Brooke sits on my bed, facing me. “You’re not having any second thoughts about this, are you?”

“It’s uncanny how you know exactly what’s on my mind.” I tell her with a bemused smile.

“Maybe I should tell Lily I’ll take a Greyhound bus instead.” Thinking aloud is something I only ever do around Brooke.

“Remember what I told you about that time I rode one?” She raises an eyebrow. I can’t help but shudder. Not only did she have to be terrorized by a large cockroach under her seat, she also had to witness an overeager couple going at it and moaning like there was no one else on the bus.

That was enough to make me accept Dave’s offer to ride with his brother. I’m an idiot to even reconsider riding a Greyhound but at least I could have solitude, provided I put on my earphones to drown out any unwanted noises. I wouldn’t be subjected to several days driving with some guy making awkward small talk.

“Look,” she says with a worried expression. “I was surprised when you agreed to the offer but I think a trip will be good for you. You need an adventure.” I understand what she means. Spring semester of my freshman year didn’t go like I thought it would. It sucks when you fail at the only thing you thought you were good at.

“If it makes you feel better, I made you cookies. They’re in your bag.”

“White chocolate macadamia?”

“And cashew caramel.”

It’s crazy how we’ve only known each other for months but I already adore Brooke as much as Lily, who I grew up with.

“You’re the best- you know that right?”

“I could hear it more often.” We grin at each other. Just like that my worries about being on the road fades away. Almost.

I check my phone. It’s past ten in the morning and I’ve got no messages. Zac, Dave’s brother, is late. I sigh, disappointed that my ride was neither prompt nor concerned enough to text me about his delay. I should’ve asked Lily for his number, instead of just telling her to give him mine.

That said, a part of me is glad I won’t have to deal with meeting him yet.

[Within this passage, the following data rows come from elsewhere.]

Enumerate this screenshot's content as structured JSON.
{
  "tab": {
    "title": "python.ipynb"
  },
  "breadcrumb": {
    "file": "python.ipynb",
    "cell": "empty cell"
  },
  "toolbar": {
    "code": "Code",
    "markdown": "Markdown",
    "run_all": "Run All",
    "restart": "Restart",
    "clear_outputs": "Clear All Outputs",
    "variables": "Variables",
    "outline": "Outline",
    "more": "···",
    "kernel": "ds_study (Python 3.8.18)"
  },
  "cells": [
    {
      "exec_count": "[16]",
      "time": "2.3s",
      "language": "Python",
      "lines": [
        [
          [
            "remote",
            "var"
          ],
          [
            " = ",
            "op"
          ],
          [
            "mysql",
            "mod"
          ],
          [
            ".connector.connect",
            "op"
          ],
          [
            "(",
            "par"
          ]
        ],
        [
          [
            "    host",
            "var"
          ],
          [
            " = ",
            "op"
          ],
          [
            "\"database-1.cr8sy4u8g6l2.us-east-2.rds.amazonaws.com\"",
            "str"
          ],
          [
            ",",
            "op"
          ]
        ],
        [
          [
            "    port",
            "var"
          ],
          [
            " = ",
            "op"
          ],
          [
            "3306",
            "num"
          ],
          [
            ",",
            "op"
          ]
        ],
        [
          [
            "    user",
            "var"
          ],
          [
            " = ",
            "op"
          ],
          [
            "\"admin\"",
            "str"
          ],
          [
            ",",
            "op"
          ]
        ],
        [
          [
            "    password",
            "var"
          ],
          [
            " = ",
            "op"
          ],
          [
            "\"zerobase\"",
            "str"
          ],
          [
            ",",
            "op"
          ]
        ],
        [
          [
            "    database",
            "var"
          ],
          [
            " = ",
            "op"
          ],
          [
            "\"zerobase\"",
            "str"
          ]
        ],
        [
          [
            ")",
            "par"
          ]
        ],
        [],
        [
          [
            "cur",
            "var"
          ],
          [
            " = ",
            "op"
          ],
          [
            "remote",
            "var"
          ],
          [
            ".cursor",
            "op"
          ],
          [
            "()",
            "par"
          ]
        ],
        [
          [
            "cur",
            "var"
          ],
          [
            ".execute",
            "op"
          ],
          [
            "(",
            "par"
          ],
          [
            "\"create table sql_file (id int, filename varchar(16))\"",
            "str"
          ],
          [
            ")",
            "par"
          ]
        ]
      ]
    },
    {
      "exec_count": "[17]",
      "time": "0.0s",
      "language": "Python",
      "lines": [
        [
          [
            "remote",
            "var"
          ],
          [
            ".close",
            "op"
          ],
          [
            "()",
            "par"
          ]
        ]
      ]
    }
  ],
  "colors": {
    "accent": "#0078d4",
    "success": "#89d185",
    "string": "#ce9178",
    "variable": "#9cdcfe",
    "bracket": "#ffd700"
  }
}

“Now, make sure to update me when you’ve left, okay?” Brooke picks up her bag, ready to head to work at the local cafe. I nod in response and follow behind then hug her before she sets off.

I clear my throat. “See you in a week.”

She squeezes my arm and gives me one last encouraging smile. “Have fun.”

My hands start to feel clammy as I close the door. I’m just about to sit down to keep my knees from shaking when I hear two knocks.

“Did you forget-” I start to ask as I throw the door open.

It’s not Brooke.

“Hi,” greets a boy with sky blue eyes. Given his striking resemblance to Dave, I have no doubt that this is Zac.

In a split second, I decide it will be a long excruciating drive to Tennessee.